The relationship between sentence length and negation sensitivity provides further evidence. For MiniLM, the longest negation pair (#10, "The patient has a history of heart disease" / "The patient has no history of heart disease," 10 content tokens vs. 10 tokens) has the lowest cosine at 0.724, while shorter pairs like #11 ("The biopsy results are positive" / "The biopsy results are not positive," 6 vs. 7 tokens) score 0.962. Longer sentences provide more content tokens to dilute the negation signal, but they also provide more unique content to differentiate—the net effect depends on the specific model.
4.4 Cross-Encoder Results
Table 4 presents the cross-encoder performance on negation pairs, using raw model outputs. Note that different models use different output scales, so absolute values are not directly comparable across models; what matters is the relative scoring of negation pairs versus positive controls and negative controls.
Table 4: Cross-Encoder Scores on Negation Pairs (First 15 Pairs)

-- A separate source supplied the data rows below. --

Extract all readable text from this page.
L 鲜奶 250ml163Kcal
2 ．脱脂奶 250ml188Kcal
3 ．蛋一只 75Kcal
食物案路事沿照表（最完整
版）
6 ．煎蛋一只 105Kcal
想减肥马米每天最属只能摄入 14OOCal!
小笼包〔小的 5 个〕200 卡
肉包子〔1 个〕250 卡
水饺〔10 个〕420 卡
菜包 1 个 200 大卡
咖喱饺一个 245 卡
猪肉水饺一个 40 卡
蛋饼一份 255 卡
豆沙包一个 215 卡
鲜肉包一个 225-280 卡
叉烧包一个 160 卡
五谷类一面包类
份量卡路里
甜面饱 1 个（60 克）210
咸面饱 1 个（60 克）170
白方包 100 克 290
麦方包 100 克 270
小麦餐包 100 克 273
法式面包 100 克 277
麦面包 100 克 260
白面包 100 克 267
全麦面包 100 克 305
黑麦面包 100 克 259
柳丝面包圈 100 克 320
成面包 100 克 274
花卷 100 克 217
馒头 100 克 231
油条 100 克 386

| Model | Output Scale | Negation Mean | Negation Std | Interpretation |
|---|---|---|---|---|
| STS-B RoBERTa | [0, 1] | 0.492 | 0.037 | Moderate similarity |
| MS-MARCO MiniLM | [0, ~10] | 8.274 | 0.574 | High relevance |
| BGE-reranker | [0, 1] | 0.058 | 0.069 | Low similarity ✓ |
| Quora RoBERTa | [0, 1] | 0.012 | 0.005 | Near-zero similarity ✓ |
The results reveal a dramatic split among cross-encoder models:
BGE-reranker and Quora RoBERTa correctly handle negation. Quora RoBERTa assigns near-zero duplicate probability (mean 0.012) to all negation pairs, indicating strong negation sensitivity. BGE-reranker also assigns low relevance (mean 0.058), with most pairs scoring below 0.10.

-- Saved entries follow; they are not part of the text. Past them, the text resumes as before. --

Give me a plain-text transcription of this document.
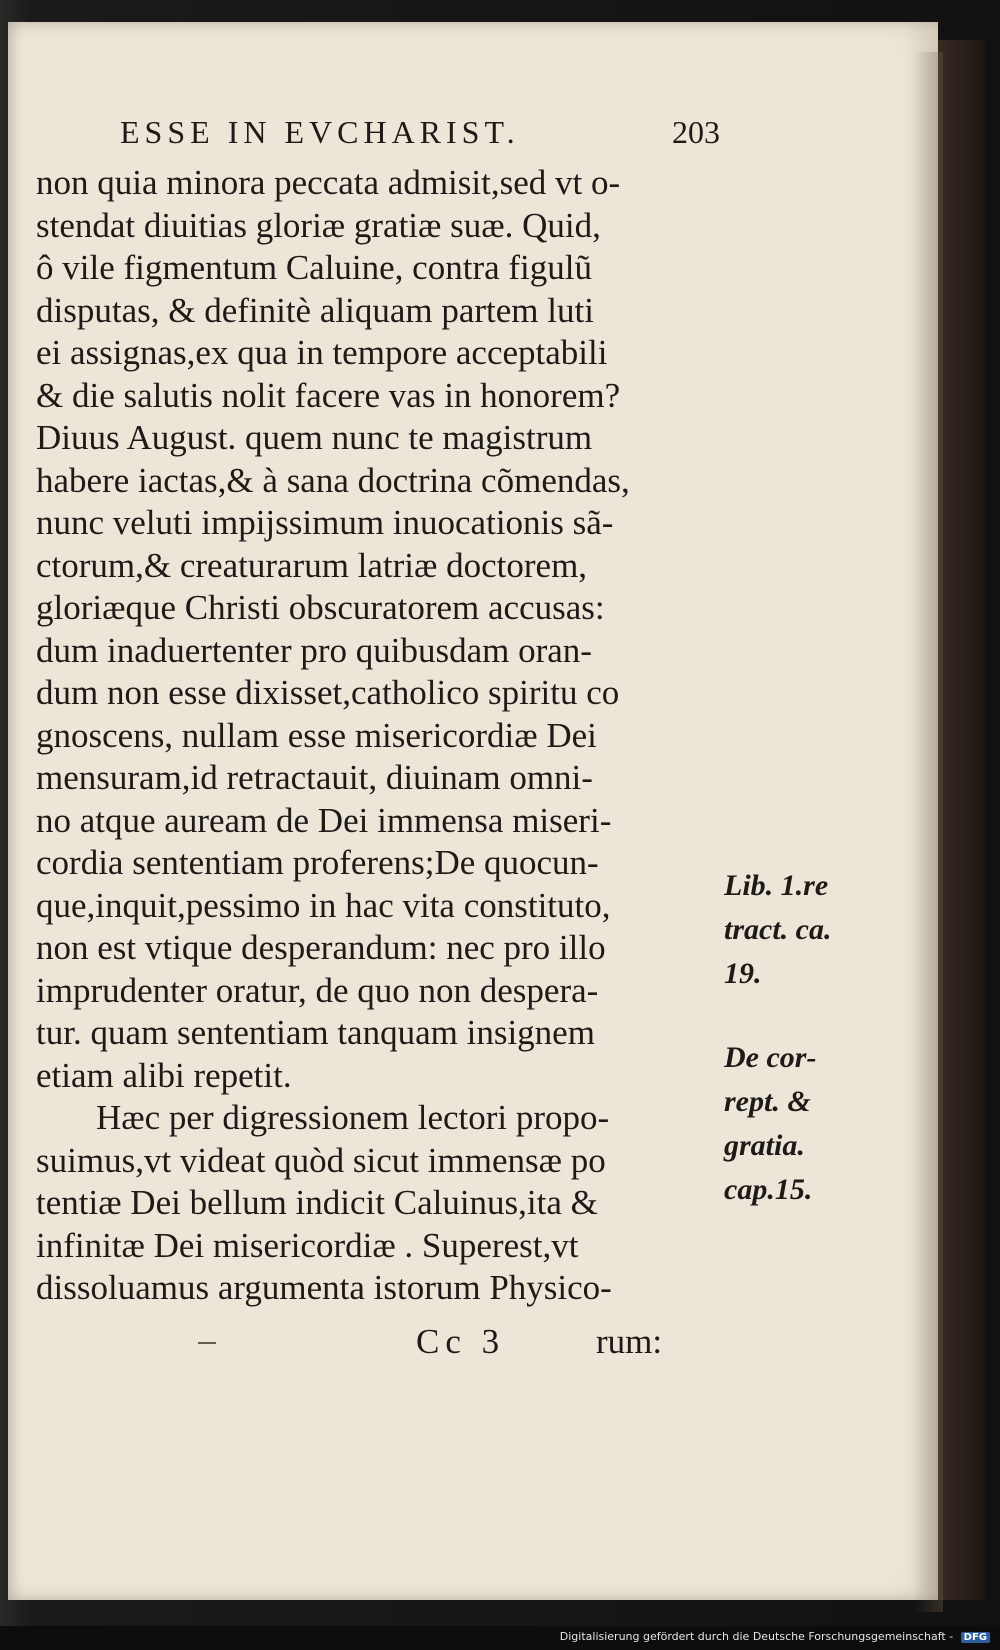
ESSE IN EVCHARIST.	203
non quia minora peccata admisit,sed vt o-
stendat diuitias gloriæ gratiæ suæ. Quid,
ô vile figmentum Caluine, contra figulũ
disputas, & definitè aliquam partem luti
ei assignas,ex qua in tempore acceptabili
& die salutis nolit facere vas in honorem?
Diuus August. quem nunc te magistrum
habere iactas,& à sana doctrina cõmendas,
nunc veluti impijssimum inuocationis sã-
ctorum,& creaturarum latriæ doctorem,
gloriæque Christi obscuratorem accusas:
dum inaduertenter pro quibusdam oran-
dum non esse dixisset,catholico spiritu co
gnoscens, nullam esse misericordiæ Dei
mensuram,id retractauit, diuinam omni-
no atque auream de Dei immensa miseri-
cordia sententiam proferens;De quocun-
que,inquit,pessimo in hac vita constituto,
non est vtique desperandum: nec pro illo
imprudenter oratur, de quo non despera-
tur. quam sententiam tanquam insignem
etiam alibi repetit.
Hæc per digressionem lectori propo-
suimus,vt videat quòd sicut immensæ po
tentiæ Dei bellum indicit Caluinus,ita &
infinitæ Dei misericordiæ . Superest,vt
dissoluamus argumenta istorum Physico-
Lib. 1.re
tract. ca.
19.
De cor-
rept. &
gratia.
cap.15.
Cc 3	rum:
Digitalisierung gefördert durch die Deutsche Forschungsgemeinschaft - DFG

STS-B RoBERTa partially handles negation. The mean score of 0.492 on a [0,1] scale suggests the model recognizes that negation pairs are not identical but does not treat them as fully dissimilar. On the positive side, none of the negation pairs exceed 0.6 similarity. On the negative side, scores around 0.5 would still appear in retrieval results if the threshold is set permissively.
MS-MARCO MiniLM is actively harmful for negation. With a mean relevance score of 8.274 on a scale where 10 represents maximum relevance, this model considers negated sentences to be highly relevant to their originals. This is not merely failing to detect negation—it is correctly identifying topical relevance while ignoring semantic polarity. For passage retrieval tasks, this may be intentional (a passage about "not having diabetes" may indeed be relevant to a query about "having diabetes"), but for semantic similarity it is disastrous.
Table 5: Cross-Encoder Category Comparison (All 55 Negation Pairs)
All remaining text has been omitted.